Class I gaming is defined as traditional tribal and social gaming for minimal prizes.
Class II gaming is defined as games of chance such as bingo and pull-tabs. Native American casinos are allowed to offer these types of games as long as the state in which they are located allows other entities (like churches and schools) to offer these games.
Class III gaming is defined as the traditional casino games, including slot machines, blackjack, roulette, craps, etc. Native American casinos require state compacts in order to offer Class III games.

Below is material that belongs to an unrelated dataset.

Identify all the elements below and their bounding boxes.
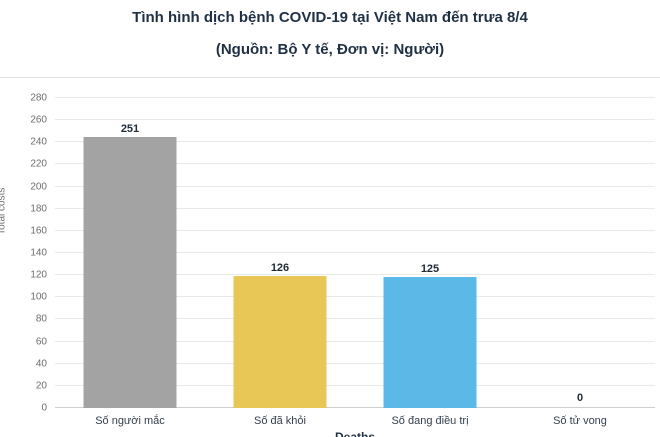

Now let's look at these classes as they pertain to slot machines. Class III is easy. These are the slot machines you find in Las Vegas, Atlantic City, Tunica, and everywhere else until IGRA. These machines contain Random Number Generators (RNG) and determine the results of their spins and bonus rounds completely on their own.
Tribal casinos could offer bingo, but slots are where the real money is. They looked for a way to turn a bingo drawing into a slot machine.
The result is the Class II slot machine. A central computer performs a bingo drawing and sends the results down to the machines. Each machine then uses the numbers drawn to cover spots on a bingo card, which is displayed somewhere on the machine. The pattern covered on the card determines the result of the spin.
Voila. Tribal casinos could now offer slot machines without state compacts because the machines are based on a bingo drawing and not an RNG.